A comissão também elegeu os deputados Carlos Sampaio (PSDB-SP), Maurício Quintella Lessa (PR-AL), Fernando Coelho Filho (PSB-PE) para as três vice-presidências.

Com as principais peças da comissão eleitas, governistas e opositores iniciam a batalha para conseguir mais votos. A comissão é formada por 65 integrantes titulares, cada um com direito a um suplente. É preciso de maioria para dar prosseguimento ou enterrar o processo.

O governo sabe que a batalha não será fácil, mas aposta em reverter o voto dos indecisos. Há partidos como o PMB e a Rede, os quais os integrantes ainda não se posicionaram. A oposição, por outro lado, está certa de que consegue maioria, mas também batalha para não perder nenhum voto.

Cautela

Ao assumir o comando do colegiado, Rosso ressaltou que trabalhará com serenidade, respeitando regimento interno da Casa.

“Vamos analisar os fatos sem intervenção de especulação que possam inflamar ainda mais. Recebendo volume de informação nunca antes visto, mas temos que filtrar. Nossa democracia está em jogo, carregamos a responsabilidade de erguer e reerguer o nosso País e seguir adiante."

Integrante da comissão, o deputadoChico Alencar (PSol-RJ) frisou que o processo é um dos mais delicados do Congresso.

“É um dos mais graves porque envolve a destituição de alguém eleito pelo voto popular. É tão grave quanto estelionato eleitoral, quanto fazer do governo o contrário do que prometeu na campanha.”

Líder do PT, o deputado Afonso Florence (BA), reiterou a postura da legenda. Segundo ele, há uma campanha pelo golpe. “O voto popular deve ser respeitado, não tem crime de responsabilidade.”

O deputado Fernando Francischini (SDD-PR) quer convidar a presidente Dilma Rousseff e convocar o ex-presidente Luiz Inácio Lula da Silva para comparecerem pessoalmente e apresentarem as defesas.

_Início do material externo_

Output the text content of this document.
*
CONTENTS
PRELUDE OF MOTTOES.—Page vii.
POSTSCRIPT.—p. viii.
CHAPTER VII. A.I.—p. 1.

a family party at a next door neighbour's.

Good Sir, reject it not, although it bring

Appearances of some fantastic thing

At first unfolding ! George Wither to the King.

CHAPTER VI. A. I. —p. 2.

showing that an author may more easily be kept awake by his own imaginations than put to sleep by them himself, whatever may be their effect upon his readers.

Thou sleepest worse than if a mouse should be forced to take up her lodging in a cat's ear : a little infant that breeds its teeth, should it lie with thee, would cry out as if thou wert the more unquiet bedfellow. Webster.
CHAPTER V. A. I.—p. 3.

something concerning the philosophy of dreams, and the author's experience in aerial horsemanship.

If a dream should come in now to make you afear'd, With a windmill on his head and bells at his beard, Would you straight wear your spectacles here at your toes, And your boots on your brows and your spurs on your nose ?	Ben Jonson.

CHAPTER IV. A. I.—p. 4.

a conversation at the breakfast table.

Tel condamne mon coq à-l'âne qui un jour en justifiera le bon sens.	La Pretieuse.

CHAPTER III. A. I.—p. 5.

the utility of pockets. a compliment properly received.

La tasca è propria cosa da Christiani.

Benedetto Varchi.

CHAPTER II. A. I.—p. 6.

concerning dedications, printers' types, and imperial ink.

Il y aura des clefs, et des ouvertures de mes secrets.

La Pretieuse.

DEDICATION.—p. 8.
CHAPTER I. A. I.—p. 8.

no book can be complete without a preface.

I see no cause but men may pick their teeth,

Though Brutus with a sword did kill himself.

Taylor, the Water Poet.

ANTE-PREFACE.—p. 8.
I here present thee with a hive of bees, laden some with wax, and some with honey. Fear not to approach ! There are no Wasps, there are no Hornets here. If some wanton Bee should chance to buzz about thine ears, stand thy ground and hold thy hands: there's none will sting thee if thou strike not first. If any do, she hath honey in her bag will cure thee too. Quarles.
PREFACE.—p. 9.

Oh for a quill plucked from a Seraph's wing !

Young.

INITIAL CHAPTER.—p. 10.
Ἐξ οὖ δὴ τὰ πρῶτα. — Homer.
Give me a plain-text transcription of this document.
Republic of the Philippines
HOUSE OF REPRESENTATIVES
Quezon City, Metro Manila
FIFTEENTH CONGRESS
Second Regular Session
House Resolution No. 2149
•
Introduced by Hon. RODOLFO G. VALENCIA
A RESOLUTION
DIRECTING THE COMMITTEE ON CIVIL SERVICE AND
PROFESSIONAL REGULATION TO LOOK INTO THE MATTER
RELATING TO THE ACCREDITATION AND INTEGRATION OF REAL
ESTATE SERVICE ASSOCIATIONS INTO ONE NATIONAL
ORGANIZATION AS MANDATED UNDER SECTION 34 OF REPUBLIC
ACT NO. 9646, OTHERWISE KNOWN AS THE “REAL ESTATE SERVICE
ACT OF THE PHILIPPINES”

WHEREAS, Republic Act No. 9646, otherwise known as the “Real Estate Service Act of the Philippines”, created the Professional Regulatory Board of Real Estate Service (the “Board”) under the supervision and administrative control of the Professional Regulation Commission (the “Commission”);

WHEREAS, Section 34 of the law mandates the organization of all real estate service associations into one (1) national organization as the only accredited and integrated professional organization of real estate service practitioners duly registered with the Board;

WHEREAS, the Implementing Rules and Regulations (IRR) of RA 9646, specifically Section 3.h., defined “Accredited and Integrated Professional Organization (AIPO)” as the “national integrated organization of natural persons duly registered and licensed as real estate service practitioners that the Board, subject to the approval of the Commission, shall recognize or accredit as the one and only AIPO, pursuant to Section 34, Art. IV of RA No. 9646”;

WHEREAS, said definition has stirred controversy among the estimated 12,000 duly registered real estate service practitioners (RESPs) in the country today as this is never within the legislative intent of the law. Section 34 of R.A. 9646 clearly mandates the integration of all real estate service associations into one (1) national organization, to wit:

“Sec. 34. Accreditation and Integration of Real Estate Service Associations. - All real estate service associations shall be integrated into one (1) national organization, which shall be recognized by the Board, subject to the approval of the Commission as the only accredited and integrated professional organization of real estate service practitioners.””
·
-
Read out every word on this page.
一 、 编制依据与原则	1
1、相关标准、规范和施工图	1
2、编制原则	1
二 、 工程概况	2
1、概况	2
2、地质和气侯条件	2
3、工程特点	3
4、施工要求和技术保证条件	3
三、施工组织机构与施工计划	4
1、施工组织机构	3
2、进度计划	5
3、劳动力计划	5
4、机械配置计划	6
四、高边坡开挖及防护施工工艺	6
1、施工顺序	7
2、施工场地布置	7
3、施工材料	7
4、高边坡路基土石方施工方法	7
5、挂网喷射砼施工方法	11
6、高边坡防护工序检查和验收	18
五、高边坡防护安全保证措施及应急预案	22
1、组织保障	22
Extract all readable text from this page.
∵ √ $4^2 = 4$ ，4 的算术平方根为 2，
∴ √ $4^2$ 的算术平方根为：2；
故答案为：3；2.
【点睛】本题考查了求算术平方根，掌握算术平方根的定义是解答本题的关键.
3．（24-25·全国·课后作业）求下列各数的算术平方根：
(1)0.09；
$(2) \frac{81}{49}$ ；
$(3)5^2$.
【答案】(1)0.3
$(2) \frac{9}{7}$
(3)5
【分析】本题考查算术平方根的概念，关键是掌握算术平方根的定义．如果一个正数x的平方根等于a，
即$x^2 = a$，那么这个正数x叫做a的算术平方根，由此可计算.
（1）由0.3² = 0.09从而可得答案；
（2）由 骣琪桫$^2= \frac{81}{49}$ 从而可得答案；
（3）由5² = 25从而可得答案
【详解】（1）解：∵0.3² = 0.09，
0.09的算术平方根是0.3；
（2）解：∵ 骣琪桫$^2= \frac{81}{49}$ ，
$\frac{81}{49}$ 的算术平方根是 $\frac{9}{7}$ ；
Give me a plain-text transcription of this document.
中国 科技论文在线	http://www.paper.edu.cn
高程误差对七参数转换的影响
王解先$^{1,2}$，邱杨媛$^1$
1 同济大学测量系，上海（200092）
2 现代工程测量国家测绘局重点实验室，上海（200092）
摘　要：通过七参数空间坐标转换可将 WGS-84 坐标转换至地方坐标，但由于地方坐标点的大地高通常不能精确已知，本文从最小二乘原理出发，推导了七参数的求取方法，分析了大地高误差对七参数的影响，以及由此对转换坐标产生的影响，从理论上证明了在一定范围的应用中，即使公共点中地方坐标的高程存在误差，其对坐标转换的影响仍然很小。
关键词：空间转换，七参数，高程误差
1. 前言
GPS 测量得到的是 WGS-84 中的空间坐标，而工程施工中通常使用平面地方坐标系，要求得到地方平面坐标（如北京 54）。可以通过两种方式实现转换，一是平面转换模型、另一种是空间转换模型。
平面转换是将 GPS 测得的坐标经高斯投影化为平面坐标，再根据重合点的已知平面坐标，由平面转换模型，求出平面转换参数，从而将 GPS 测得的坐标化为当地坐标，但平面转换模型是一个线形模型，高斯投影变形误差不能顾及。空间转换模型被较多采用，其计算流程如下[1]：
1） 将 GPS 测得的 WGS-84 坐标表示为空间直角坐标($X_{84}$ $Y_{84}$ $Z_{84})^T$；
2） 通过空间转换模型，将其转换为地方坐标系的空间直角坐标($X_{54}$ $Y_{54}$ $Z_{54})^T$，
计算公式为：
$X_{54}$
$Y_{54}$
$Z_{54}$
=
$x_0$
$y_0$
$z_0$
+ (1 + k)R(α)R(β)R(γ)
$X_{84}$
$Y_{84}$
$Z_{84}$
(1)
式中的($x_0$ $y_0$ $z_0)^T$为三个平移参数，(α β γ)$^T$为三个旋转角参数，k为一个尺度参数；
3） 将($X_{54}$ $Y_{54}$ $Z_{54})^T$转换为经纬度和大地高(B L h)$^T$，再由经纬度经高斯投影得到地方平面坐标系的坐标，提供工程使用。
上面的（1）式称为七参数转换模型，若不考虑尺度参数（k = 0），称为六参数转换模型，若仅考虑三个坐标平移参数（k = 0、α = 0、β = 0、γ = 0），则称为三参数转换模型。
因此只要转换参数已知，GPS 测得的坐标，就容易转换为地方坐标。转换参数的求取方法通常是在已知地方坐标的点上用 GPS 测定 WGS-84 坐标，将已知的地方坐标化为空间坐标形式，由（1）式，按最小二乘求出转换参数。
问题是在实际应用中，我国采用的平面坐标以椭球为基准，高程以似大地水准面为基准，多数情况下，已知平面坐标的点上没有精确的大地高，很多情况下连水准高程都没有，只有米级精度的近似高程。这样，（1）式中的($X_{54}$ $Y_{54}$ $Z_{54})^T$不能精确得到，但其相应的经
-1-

Ele também quer a presença do procurador-Geral da República, Rodrigo Janot, do juiz Sérgio Moro e de demais integrantes da força-tarefa da Operação Lava Jato.

Mérito

A comissão analisa se cabe ou não o pedido de impeachment por suspeita de crime de responsabilidade, apresentado pelos juristas Hélio Bicudo, Miguel Reale Jr e Janaína Paschoal.

Eles argumentam que a presidente cometeu o crime no ano passado com as pedaladas fiscais, como ficaram conhecidas as manobras para com ampliação de crédito orçamentário. O governo, por outro lado, argumenta que o crime não ocorreu porque a conta foi regularizada antes do ano terminar.

Os juristas também pediram ao presidente da Casa para acrescentar no pedido a delação do senador Delcídio do Amaral (ex-PT-MS). O senador levou a Operação Lava Jato para dentro do Palácio do Planalto. À Polícia Federal, ele disse que foi instrumento de Dilma para tentar obstruir as investigações.